27 junho 2008

O limpador de vidros

Eu lavo vidros. Não só lavo, mas seco também. Uso um puxador fino de borracha com o cabo comprido. A empresa que trabalho tem exatamente 300 vidros. Eu comecei a trabalhar aqui tem cinco meses. Lavar vidro não foi minha primeira função, antes, eu comecei como retirador e carregador de lixo. Era pior. Não porque fede mais, ou a função é mais suja. Mas porque os outros funcionários te olham de um jeito diferente. Eu carrego o lixo deles, acho que é por isso. Nos corredores sempre cruzavam o olhar com o meu, mas desviavam para o saco de lixo, para o carrinho carregado de lixo. Parece que no fundo tinham o pensamento: 'será que o meu lixo tá ali?'. Mas nem era isso. O negócio é que pra mim parecia um desprezo. Aquele olhar. Do meu olho, pro meu lixo. E eles passavam por mim, pelo cara do lixo. Enquanto uns ficavam no telefone, em reuniões, eu catava lixo. Mas nem ligo. Desde os 13 anos eu faço essas funções que me rebaixam.

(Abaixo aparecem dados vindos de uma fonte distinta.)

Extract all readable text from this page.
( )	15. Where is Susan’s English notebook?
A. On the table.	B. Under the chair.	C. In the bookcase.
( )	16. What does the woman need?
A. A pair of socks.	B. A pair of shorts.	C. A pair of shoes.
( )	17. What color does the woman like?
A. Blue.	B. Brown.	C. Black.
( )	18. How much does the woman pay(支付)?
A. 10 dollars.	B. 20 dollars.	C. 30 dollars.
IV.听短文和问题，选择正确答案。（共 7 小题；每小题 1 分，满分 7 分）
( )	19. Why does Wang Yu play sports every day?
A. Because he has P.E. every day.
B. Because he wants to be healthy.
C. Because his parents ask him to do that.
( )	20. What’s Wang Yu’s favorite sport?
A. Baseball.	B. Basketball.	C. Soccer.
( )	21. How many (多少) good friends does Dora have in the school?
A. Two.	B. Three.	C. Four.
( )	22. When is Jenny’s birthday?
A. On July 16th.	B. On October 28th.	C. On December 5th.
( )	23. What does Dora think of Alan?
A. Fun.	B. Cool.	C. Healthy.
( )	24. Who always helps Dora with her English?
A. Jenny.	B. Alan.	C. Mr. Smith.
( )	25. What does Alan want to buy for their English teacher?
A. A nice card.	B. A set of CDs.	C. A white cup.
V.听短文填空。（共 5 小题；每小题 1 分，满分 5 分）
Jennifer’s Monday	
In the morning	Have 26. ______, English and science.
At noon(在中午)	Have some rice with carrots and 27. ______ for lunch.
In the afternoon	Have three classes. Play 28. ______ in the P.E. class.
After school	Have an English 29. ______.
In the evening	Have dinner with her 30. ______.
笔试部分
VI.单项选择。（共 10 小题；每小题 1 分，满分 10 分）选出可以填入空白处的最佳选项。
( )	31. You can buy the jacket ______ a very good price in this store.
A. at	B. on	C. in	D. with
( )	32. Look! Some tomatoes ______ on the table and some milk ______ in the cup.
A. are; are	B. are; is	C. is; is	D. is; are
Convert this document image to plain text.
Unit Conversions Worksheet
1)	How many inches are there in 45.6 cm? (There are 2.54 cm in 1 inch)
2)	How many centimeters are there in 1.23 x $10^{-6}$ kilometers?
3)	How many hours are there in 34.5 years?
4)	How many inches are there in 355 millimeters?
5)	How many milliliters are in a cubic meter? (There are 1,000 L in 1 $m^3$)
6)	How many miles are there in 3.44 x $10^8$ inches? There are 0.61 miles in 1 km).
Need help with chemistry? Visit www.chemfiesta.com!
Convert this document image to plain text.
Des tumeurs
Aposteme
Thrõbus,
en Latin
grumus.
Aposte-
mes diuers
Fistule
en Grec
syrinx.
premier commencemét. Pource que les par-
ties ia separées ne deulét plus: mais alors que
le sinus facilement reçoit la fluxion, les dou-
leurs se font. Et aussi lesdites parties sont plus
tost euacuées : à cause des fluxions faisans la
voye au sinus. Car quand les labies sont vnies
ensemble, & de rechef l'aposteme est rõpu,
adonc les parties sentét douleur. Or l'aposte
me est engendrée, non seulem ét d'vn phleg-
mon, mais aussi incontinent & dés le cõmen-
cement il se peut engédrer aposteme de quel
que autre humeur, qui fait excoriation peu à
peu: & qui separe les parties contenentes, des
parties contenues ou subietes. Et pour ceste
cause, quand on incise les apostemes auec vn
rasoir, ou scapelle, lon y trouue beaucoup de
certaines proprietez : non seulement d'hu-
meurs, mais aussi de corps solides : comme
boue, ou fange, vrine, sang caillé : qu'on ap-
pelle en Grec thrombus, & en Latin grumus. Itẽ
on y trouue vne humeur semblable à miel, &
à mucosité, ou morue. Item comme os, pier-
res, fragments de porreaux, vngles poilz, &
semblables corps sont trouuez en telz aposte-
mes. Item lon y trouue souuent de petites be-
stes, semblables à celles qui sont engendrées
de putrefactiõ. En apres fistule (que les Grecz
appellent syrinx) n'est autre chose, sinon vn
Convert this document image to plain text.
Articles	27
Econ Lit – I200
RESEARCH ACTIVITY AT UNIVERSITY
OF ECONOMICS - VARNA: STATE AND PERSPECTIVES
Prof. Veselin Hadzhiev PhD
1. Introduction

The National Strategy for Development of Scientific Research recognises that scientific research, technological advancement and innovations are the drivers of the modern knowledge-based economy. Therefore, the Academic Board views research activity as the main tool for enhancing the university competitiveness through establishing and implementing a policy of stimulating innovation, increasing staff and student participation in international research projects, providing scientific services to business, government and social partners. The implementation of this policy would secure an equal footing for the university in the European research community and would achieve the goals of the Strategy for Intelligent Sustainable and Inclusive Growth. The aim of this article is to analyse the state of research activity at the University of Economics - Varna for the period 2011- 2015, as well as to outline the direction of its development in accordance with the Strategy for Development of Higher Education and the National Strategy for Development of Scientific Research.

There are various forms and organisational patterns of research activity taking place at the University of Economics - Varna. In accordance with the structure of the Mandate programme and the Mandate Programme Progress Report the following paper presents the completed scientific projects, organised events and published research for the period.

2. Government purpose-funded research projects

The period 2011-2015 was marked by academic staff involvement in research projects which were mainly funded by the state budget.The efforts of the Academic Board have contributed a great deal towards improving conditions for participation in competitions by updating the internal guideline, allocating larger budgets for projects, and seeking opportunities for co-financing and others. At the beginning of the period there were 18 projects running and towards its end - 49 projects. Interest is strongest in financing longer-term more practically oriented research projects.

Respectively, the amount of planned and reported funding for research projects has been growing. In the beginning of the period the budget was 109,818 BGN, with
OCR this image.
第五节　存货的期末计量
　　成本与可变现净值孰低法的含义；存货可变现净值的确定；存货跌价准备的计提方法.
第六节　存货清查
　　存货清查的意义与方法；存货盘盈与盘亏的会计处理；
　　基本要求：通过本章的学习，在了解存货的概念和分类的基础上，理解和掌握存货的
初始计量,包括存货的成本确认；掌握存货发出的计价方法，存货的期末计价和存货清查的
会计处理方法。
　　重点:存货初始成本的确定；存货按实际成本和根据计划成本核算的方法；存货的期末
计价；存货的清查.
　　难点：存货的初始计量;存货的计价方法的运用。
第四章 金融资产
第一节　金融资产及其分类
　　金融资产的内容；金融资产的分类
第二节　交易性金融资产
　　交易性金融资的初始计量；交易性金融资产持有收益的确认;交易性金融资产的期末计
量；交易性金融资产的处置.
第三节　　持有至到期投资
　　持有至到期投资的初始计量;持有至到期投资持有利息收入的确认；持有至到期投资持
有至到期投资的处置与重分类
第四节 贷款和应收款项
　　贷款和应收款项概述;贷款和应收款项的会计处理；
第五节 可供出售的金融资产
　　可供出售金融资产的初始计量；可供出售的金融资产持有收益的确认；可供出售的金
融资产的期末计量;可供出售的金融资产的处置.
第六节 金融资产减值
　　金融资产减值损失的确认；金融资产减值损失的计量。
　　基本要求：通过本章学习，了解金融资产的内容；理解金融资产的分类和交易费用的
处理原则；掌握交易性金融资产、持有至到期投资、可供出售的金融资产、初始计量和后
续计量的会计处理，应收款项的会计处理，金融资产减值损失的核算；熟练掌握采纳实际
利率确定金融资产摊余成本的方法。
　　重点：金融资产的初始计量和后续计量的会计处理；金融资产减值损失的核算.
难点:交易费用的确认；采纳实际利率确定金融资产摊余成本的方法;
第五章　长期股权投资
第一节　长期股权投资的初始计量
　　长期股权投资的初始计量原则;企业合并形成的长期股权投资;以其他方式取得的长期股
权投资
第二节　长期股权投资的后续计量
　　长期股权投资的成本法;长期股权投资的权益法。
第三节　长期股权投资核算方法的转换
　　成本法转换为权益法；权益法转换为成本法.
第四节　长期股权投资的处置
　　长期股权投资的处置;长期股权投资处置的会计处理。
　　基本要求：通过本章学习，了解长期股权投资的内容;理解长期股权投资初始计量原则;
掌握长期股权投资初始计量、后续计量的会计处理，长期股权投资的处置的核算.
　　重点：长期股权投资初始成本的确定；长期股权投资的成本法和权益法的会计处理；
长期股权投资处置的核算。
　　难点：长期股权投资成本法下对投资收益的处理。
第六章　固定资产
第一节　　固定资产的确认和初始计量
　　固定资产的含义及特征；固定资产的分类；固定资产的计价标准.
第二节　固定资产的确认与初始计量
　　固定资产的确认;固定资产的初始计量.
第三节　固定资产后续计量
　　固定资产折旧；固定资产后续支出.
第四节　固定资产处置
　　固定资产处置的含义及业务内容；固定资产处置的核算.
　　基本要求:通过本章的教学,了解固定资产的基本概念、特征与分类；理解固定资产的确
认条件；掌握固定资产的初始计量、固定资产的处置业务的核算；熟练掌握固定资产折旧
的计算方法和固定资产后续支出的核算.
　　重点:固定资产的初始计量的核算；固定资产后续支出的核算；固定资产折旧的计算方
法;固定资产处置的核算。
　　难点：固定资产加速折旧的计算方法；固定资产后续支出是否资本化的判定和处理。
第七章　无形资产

É como se eu vivesse um degrau debaixo de todo mundo no mundo. Sempre lá. Mas tem outros que vivem comigo lá, e outros que vivem mais debaixo ainda, onde nem degrau deve ter. Deve ser só o chão de terra. Nossa, tô viajando de novo. Eu não sou revoltado, não, só penso demais. E quando pensa demais chega a umas idéias loucas. Eu queria mesmo é ter uma idéia pra ganhar dinheiro. E nem quero dinheiro fácil, porque se já trabalho muito e não ganho nada, trabalharia mais ainda pra ganhar bem. O meu trabalho é bem lento. Eu gosto. Eu faço devagar e com paciência. O negócio é jogar o lava-vidros e passar em seguida o rodo. Até desembaçar. E nisso aqui eu fico pensando. Pensando. Um por um. Quando o pensamento viaja, eu acho que aparecer a idéia pra ganhar dinheiro é mais fácil. Porque quando vou forçando as idéias, pensando, num dá em nada. Eu desanimo mesmo nessa hora. Aí vem a idéia de que eu sempre vou ser pobre. E acho que vou ser mesmo. É melhor conformar. O negócio é que é bom sonhar. Eu venho no trabalho pra sonhar. Limpo vidros e sonho.